Wat zijn de gevolgen wanneer het aantal uren dat deze studenten mogen werken wordt verruimd, bijvoorbeeld tot 16 uur (twee volledige werkdagen)?

7

Erkent u dat de aanvraag van een tewerkstellingsvergunning voor potentiële werkgevers vaak een obstakel is, ondanks dat het een administratieve aangelegenheid is en dat het hierdoor voor deze groep studenten moeilijk wordt om naast hun studie in Nederland wat bij te verdienen? Zo nee, hoe komt het dat u van mening verschilt met de Nuffic? Zo ja, bent u bereid de regeling zo aan te passen dat de drempel voor werkgevers om buitenlandse studenten aan te nemen, geminimaliseerd wordt?

8

Hoe passen de genoemde belemmerende regelingen in de internationaliseringsdoelstellingen van het Kabinet, geformuleerd in «het grenzeloze goed»?4

9

Bent u bereid Surinaamse studenten bij bovengenoemde situaties te behandelen als studenten uit de EER, zoals dat nu ook al geldt voor de betaling van collegegeld?

Antwoord

Antwoord van minister Plasterk (Onderwijs, Cultuur en Wetenschap), mede namens de ministers van Justitie en van Sociale Zaken en Werkgelegenheid (ontvangen 7 september 2009) Zie ook Aanhangsel Handelingen, vergaderjaar 2008–2009, nrs. 2633 en 3032

1

Te veronderstellen dat een dergelijk bedrag door studenten vooraf zou moeten worden betaald om in Nederland te kunnen studeren berust op een misverstand. Er dient alleen aangetoond te worden dat men duurzaam over voldoende middelen van bestaan beschikt om in Nederland te kunnen verblijven en te studeren, zoals in de beantwoording op de vragen van het lid Ferrier aangegeven. (Aanhangsel Handelingen, vergaderjaar 2008–2009, nr. 3744)

2

Zie antwoord op vraag 3 van het lid Ferrier.

3

De algemene regel is dat onderdanen van landen buiten de EU/EER over een geldige MVV dienen te beschikken indien zij langer dan drie maanden in Nederland willen verblijven. In afwijking van deze regel kan de minister van Buitenlandse Zaken landen buiten de EU/EER aanwijzen waarvoor deze eis niet geldt, zoals Korea, Japan, Nieuw-Zeeland, Australië en de Verenigde Staten. Vreemdelingen uit vorengenoemde landen behoeven derhalve niet te beschikken over een MVV. Zij dienen wel te voldoen aan alle overige voorwaarden voor toelating als student.

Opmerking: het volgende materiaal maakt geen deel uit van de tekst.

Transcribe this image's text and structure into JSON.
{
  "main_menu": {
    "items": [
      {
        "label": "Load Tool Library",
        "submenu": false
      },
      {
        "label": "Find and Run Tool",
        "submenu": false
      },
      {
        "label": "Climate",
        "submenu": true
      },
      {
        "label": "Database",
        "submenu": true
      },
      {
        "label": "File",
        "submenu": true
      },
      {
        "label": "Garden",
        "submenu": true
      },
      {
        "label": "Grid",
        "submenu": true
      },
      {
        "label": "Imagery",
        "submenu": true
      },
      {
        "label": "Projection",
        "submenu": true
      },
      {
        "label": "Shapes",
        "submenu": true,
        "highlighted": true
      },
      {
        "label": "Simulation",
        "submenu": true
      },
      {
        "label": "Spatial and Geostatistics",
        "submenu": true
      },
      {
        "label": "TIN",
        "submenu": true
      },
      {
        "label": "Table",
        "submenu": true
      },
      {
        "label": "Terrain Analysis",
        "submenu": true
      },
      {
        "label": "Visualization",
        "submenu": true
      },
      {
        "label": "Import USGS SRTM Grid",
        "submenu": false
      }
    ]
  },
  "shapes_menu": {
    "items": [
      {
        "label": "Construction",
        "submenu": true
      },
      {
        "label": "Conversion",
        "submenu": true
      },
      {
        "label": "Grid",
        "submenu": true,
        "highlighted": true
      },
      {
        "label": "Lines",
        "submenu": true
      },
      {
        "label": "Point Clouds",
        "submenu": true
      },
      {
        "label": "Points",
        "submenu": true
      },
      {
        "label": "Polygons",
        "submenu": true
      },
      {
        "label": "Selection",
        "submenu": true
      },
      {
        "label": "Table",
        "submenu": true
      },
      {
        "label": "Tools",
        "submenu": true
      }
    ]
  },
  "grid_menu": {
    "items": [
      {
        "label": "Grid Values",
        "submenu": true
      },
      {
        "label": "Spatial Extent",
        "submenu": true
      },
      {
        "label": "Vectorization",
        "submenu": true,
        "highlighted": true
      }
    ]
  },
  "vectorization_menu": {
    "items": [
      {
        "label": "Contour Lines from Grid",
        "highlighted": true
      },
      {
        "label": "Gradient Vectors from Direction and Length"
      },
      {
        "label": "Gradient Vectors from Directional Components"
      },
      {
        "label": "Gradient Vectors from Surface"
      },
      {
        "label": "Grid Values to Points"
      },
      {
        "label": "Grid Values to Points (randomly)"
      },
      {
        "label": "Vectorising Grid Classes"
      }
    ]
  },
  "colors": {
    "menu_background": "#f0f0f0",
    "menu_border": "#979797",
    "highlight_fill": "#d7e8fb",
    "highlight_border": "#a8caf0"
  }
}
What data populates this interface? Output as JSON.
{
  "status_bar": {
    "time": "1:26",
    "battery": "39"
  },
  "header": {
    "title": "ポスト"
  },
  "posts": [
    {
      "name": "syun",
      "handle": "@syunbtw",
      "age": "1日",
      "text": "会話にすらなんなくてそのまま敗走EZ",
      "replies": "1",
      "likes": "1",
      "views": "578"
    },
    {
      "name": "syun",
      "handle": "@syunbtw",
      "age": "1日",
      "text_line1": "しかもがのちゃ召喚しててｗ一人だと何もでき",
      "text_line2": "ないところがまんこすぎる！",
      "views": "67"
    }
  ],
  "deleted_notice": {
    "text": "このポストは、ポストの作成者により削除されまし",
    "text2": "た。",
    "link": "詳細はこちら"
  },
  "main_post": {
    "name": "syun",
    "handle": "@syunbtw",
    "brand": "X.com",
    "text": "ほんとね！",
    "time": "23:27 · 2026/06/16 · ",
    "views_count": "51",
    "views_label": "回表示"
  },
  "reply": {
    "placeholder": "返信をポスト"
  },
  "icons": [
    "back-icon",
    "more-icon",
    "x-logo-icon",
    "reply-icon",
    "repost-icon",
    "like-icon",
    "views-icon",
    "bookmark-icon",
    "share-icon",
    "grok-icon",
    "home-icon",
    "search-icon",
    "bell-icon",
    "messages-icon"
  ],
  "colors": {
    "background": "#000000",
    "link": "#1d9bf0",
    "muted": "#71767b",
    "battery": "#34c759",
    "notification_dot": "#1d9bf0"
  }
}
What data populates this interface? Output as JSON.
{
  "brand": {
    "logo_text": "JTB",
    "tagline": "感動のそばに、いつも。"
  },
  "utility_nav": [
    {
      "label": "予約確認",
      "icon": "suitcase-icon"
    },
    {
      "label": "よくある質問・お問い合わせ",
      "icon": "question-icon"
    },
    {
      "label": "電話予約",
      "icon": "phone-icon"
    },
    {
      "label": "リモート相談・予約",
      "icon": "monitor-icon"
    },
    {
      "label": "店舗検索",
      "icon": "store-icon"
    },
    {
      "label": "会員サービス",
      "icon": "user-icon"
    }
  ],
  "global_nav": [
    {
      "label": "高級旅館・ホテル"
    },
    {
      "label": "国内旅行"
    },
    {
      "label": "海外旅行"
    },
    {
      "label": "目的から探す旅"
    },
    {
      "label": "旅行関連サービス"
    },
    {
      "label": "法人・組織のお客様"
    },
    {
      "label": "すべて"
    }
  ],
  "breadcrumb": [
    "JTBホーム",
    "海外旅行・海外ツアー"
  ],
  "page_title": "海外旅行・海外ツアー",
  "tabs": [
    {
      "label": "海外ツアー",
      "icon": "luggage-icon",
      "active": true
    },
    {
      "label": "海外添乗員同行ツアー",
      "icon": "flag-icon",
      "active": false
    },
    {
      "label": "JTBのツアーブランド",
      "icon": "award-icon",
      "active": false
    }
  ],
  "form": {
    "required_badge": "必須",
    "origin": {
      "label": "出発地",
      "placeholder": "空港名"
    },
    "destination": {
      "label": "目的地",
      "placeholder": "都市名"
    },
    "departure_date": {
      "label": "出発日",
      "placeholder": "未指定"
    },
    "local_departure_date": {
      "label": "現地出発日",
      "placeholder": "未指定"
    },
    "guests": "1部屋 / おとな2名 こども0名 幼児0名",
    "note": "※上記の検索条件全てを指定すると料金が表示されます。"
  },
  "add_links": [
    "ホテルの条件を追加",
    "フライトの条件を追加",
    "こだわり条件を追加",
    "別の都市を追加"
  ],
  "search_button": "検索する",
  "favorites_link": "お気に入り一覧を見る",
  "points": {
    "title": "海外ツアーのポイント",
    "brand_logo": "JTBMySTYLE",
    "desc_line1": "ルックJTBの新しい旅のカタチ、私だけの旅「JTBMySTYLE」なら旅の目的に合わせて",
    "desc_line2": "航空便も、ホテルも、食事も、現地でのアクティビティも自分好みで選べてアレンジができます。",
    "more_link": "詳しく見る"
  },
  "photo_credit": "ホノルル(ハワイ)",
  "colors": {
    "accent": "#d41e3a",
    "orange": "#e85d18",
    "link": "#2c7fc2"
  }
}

De regering van een niet EU/EER land kan de minister van Buitenlandse Zaken vragen de onderdanen van dat land vrij te stellen van het vereiste te beschikken over een mvv bij het aanvragen van een verblijfsvergunning hier ten lande. Bij zijn overwegingen betrekt de minister van Buitenlandse Zaken met name de mate waarin de navolgende elementen positief uitvallen: het Nederlands economisch belang, de buitenlandse betrekkingen, de nationale veiligheid en de openbare orde. Daarnaast zijn er nog een aantal andere aspecten van groot belang bij het nemen van een besluit tot opheffing van de mvv-plicht.

4

Zoals hiervoor aangegeven is het geen van overheidswege gestelde voorwaarde om het beschikken over duurzame middelen van bestaan aan te tonen door in één keer een bedrag van € 10.000 over te maken. Als de student maar kan aantonen dat hij maandelijks beschikt over het normbedrag van € 765,34 dan is dat voldoende.

5

Ik deel de mening, zoals genoemd in vraag 5, niet. De middeleneis is juist bedoeld om zeker te stellen dat een student zich succesvol kan inzetten voor het verblijfsdoel waarvoor hij/zij tot Nederland is toegelaten, namelijk de studie. Eveneens voorkomt het dat de student een beroep doet op de publieke middelen.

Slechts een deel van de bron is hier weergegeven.